Email count in subject. Use length(body('Filter_Emails_Last_7_Days')) in a Compose step and include the count in the subject line. Tells you how much needs attention before you open anything.
Closing thoughts
This is the simplest Power Automate flow I have built that has made a consistent difference day to day.
The problem it solves is small but real: the gap between reading an email and actually dealing with it. That gap is where things get missed.
A daily AI email summary Power Automate flow closes it without changing how you work. Small build, immediate payoff, runs itself every morning.
If you are already using Power Automate for governance or operational workflows, this daily AI email summary is a natural next step. The Power Platform section on My Tech Space has more patterns worth exploring alongside this one.
I will follow this up with more advanced prompt design for email triage — flagging specific senders, routing by category, handling multi-participant threads. If you have taken this in a different direction, I would like to hear what worked.
Download the Solution from GitHub
If you want to skip the manual build and import the ready-made solution directly, I have published the complete flow to GitHub.
The repository contains the exported Power Automate solution package along with setup notes. You can import it straight into your environment and configure the connections in a few minutes.

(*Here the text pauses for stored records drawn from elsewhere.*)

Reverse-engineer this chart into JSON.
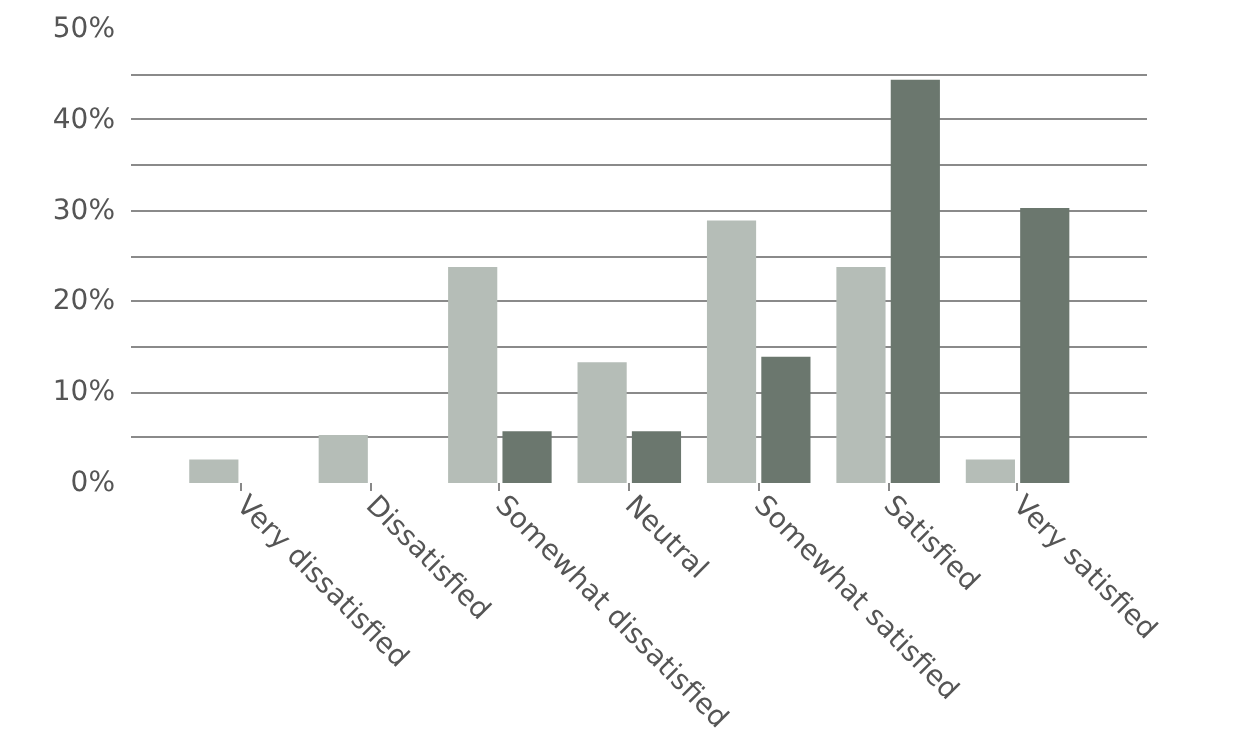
{
  "chart_data": {
    "type": "bar",
    "categories": [
      "Very dissatisfied",
      "Dissatisfied",
      "Somewhat dissatisfied",
      "Neutral",
      "Somewhat satisfied",
      "Satisfied",
      "Very satisfied"
    ],
    "series": [
      {
        "color": "#b5bdb7",
        "values": [
          2.6,
          5.3,
          23.8,
          13.3,
          28.9,
          23.8,
          2.6
        ]
      },
      {
        "color": "#6b776e",
        "values": [
          null,
          null,
          5.7,
          5.7,
          13.9,
          44.4,
          30.3
        ]
      }
    ],
    "ylim": [
      0,
      50
    ],
    "yticks": [
      {
        "value": 0,
        "label": "0%"
      },
      {
        "value": 5,
        "label": null
      },
      {
        "value": 10,
        "label": "10%"
      },
      {
        "value": 15,
        "label": null
      },
      {
        "value": 20,
        "label": "20%"
      },
      {
        "value": 25,
        "label": null
      },
      {
        "value": 30,
        "label": "30%"
      },
      {
        "value": 35,
        "label": null
      },
      {
        "value": 40,
        "label": "40%"
      },
      {
        "value": 45,
        "label": null
      },
      {
        "value": 50,
        "label": "50%"
      }
    ],
    "grid": "y"
  }
}
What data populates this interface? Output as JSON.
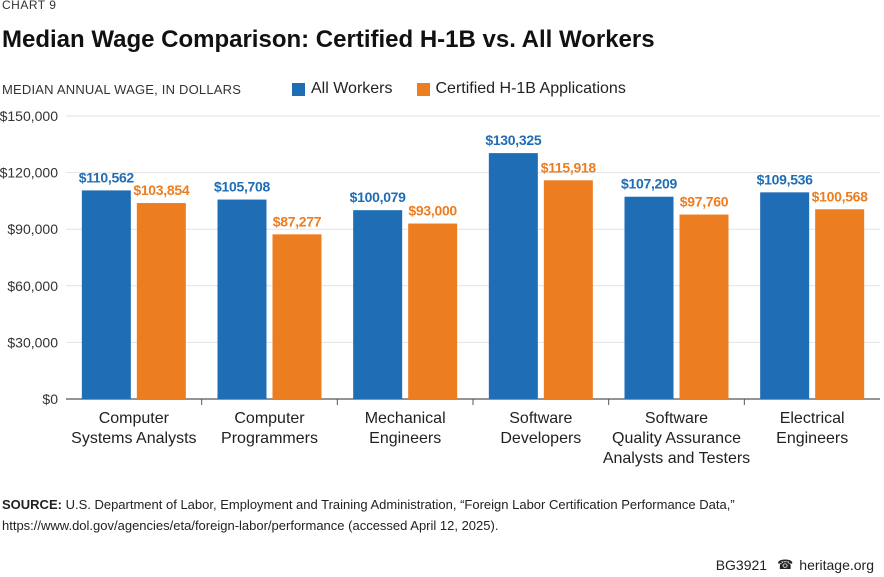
{
  "header": {
    "kicker": "CHART 9",
    "title": "Median Wage Comparison: Certified H-1B vs. All Workers",
    "axis_caption": "MEDIAN ANNUAL WAGE, IN DOLLARS"
  },
  "colors": {
    "all_workers": "#1f6db5",
    "h1b": "#ed7d21",
    "grid": "#e2e2e2",
    "axis": "#555555"
  },
  "chart_data": {
    "type": "bar",
    "title": "Median Wage Comparison: Certified H-1B vs. All Workers",
    "ylabel": "MEDIAN ANNUAL WAGE, IN DOLLARS",
    "xlabel": "",
    "ylim": [
      0,
      150000
    ],
    "yticks": [
      0,
      30000,
      60000,
      90000,
      120000,
      150000
    ],
    "ytick_labels": [
      "$0",
      "$30,000",
      "$60,000",
      "$90,000",
      "$120,000",
      "$150,000"
    ],
    "legend_position": "top",
    "grid": true,
    "categories": [
      [
        "Computer",
        "Systems Analysts"
      ],
      [
        "Computer",
        "Programmers"
      ],
      [
        "Mechanical",
        "Engineers"
      ],
      [
        "Software",
        "Developers"
      ],
      [
        "Software",
        "Quality Assurance",
        "Analysts and Testers"
      ],
      [
        "Electrical",
        "Engineers"
      ]
    ],
    "series": [
      {
        "name": "All Workers",
        "values": [
          110562,
          105708,
          100079,
          130325,
          107209,
          109536
        ],
        "labels": [
          "$110,562",
          "$105,708",
          "$100,079",
          "$130,325",
          "$107,209",
          "$109,536"
        ]
      },
      {
        "name": "Certified H-1B Applications",
        "values": [
          103854,
          87277,
          93000,
          115918,
          97760,
          100568
        ],
        "labels": [
          "$103,854",
          "$87,277",
          "$93,000",
          "$115,918",
          "$97,760",
          "$100,568"
        ]
      }
    ]
  },
  "source": {
    "label": "SOURCE:",
    "text": " U.S. Department of Labor, Employment and Training Administration, “Foreign Labor Certification Performance Data,” https://www.dol.gov/agencies/eta/foreign-labor/performance (accessed April 12, 2025)."
  },
  "footer": {
    "code": "BG3921",
    "site": "heritage.org",
    "logo_icon": "liberty-bell-icon"
  }
}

- GitHub organisation: github.com/WRVish/PowerAutomateSamples
- Solution folder: Samples / Daily Email Summary
To import: download the solution zip from the folder above, go to Power Automate → Solutions → Import solution, and follow the prompts to connect your Outlook and AI Builder accounts.
Power Automate Flow Design
Here is what the completed daily AI email summary Power Automate flow looks like inside the canvas. Each step connects directly to the next — no branches, no parallel paths, no conditions beyond the filter.
The flow is deliberately linear. Recurrence fires, emails are fetched, filtered, shaped, converted to a string, analysed by AI, and sent. Nothing runs conditionally except the filter date range in Step 3.
If you are setting this up for the first time, use this as a reference to confirm your canvas matches before you run a test.